Because she couldn’t simply stand there, she turned and headed back to the kitchen to stow her purse in one of the lower cabinets. Straightening, she gripped the kitchen counter, the hard surface helping to anchor her.
Outside, the sound of a car pulling up made her heart begin to pound inside her chest with a mixture of excitement and dread.
She understood the excitement and struggled to banish the dread.
Pam rushed to the window and peered out. “He’s here.”
She kept staring, and Sara waited to hear what she was going to say.
What if this was the wrong day? What if Sara was totally crazy?
Pam’s next words settled the question. “I guess Ted doesn’t trust his own judgment. Or he wants outside approval. He’s got someone with him. I think it’s his older brother, Jack Morgan.”
Jack Morgan!
Oh, Lord. The reality of hearing Pam speak his name was like a kick to the solar plexus.
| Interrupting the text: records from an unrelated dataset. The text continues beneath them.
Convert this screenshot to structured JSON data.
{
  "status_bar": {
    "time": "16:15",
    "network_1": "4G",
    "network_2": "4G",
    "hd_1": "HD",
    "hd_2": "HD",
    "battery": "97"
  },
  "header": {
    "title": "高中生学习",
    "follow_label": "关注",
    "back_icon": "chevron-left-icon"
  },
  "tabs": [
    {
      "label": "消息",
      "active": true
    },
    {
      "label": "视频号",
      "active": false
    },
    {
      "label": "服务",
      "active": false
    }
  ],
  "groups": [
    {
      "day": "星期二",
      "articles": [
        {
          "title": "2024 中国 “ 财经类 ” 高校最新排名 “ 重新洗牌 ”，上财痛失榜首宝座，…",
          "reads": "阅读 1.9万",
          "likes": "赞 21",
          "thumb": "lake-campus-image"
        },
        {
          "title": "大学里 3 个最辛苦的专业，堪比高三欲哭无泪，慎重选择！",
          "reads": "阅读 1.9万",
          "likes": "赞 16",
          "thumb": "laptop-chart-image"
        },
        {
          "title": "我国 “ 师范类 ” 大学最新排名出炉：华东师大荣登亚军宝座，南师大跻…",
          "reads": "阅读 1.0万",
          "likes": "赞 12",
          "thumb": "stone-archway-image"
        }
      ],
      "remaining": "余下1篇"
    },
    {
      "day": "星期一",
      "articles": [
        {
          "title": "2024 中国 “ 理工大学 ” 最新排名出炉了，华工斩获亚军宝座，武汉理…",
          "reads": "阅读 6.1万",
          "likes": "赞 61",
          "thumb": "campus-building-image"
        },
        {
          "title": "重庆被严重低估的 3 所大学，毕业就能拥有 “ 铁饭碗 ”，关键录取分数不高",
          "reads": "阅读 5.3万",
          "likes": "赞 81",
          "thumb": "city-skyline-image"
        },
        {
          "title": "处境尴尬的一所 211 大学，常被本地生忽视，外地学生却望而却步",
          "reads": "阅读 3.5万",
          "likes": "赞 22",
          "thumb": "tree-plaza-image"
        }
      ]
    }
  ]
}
This really was the day everything turned golden—and at the same time started to unravel.
Thank goodness the other woman was already out the door and starting down the steps, because Sara knew her face must reflect the jumble of emotions surging through her.
Anticipation. Shock. Relief. Fear. Sadness.
All of those.
“Jack,” she whispered. “Oh, Lord, Jack.”
She felt numb. Jack was dead. He’d been murdered ten months ago. Or ten months in the future if you granted the outrageous idea that Sara had been sent back to her own past by forces she would never understand.
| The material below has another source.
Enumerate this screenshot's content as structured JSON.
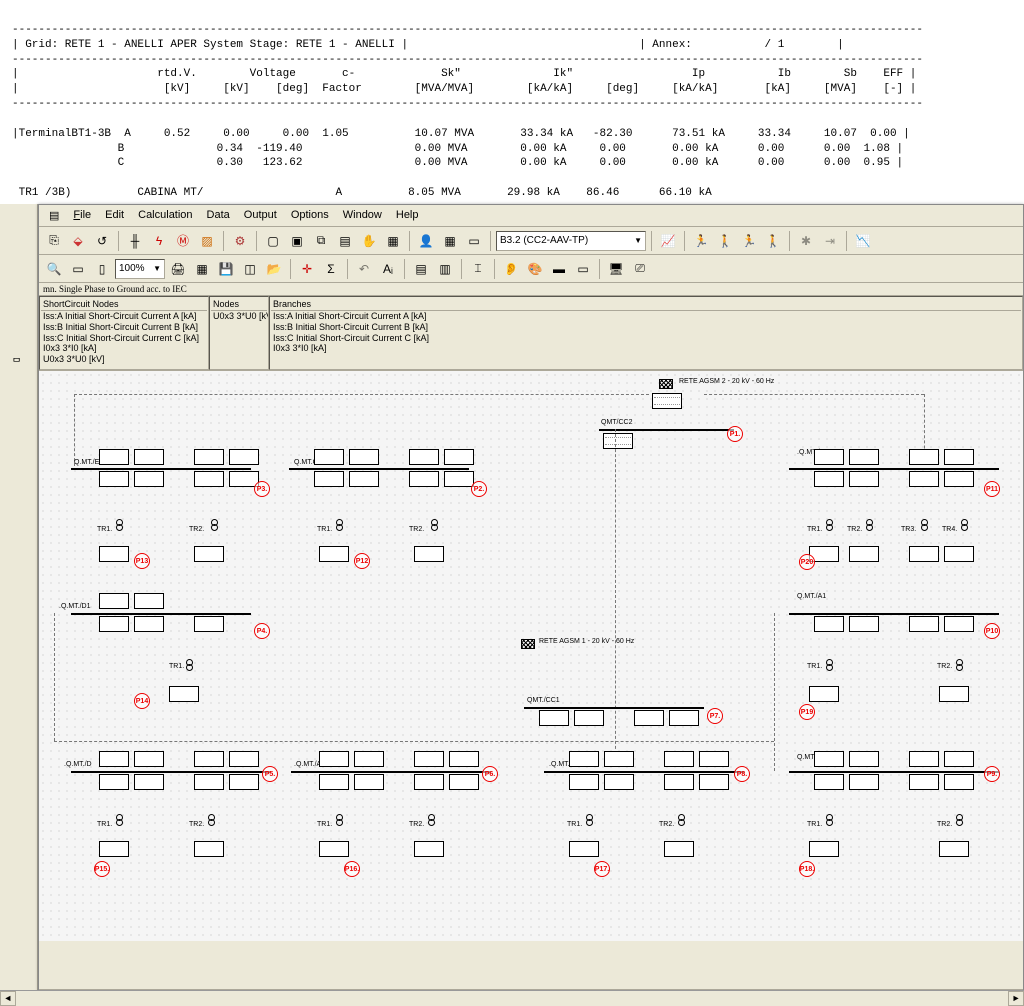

But one thing she knew for sure. Jack’s death was in the future of this current reality because he was alive now. Through the open door she could see Pam hurrying down the steps to meet him and his brother.
“I’m so glad you could make it,” she said to the other man—Ted Morgan. The one who cared about having a grand house he could show off to visitors.
Which was so different from Jack’s attitude about his home. She knew he didn’t give a fig about appearances. He’d never been into flaunting his wealth. And his stint in the army had helped solidify his values.
He trailed behind his brother, looking like this was the last place on earth he wanted to be. Feeling light-headed, she steadied herself with a hand against the side table in the hall, trying to arrange her features and her understanding of what was happening.
A few minutes ago she’d been driving alone in a snowstorm, on her way to the hospital to deliver Jack’s baby. The baby who would never know his father. Now she was going meet him for the first time.
That couldn’t be a coincidence. It must mean something important.
Or was this all a cruel joke? A reminder of how much she’d lost? Maybe there was another explanation for what she thought she was experiencing now. Just the opposite of what she’d been thinking. She’d been in an auto accident. Was she lying in the hospital in a coma, hovering between life and death, dreaming all this?
She pressed her hand against the surface of the table. It didn’t feel like a dream. It felt as real as the first time she’d lived through this day, only every moment was overlaid with what she knew about the future.
She wanted to scream a warning to Jack. And to pledge to whoever had put her here that she wouldn’t waste this opportunity.
Dimly she remembered the conversation that had swirled around her after the car crash. She hadn’t seen who was talking, but she’d heard two voices arguing about her fate. And now here she was being given a second chance to make everything come out differently.
But how? Last time she and Jack had been relentlessly swept along by events they couldn’t control.
She straightened her spine. This time, since she knew what was going to happen, she could change everything. Well, she knew the end result. But that wasn’t enough. Could she figure out who wanted Jack dead and why? Then stop the killer from murdering him?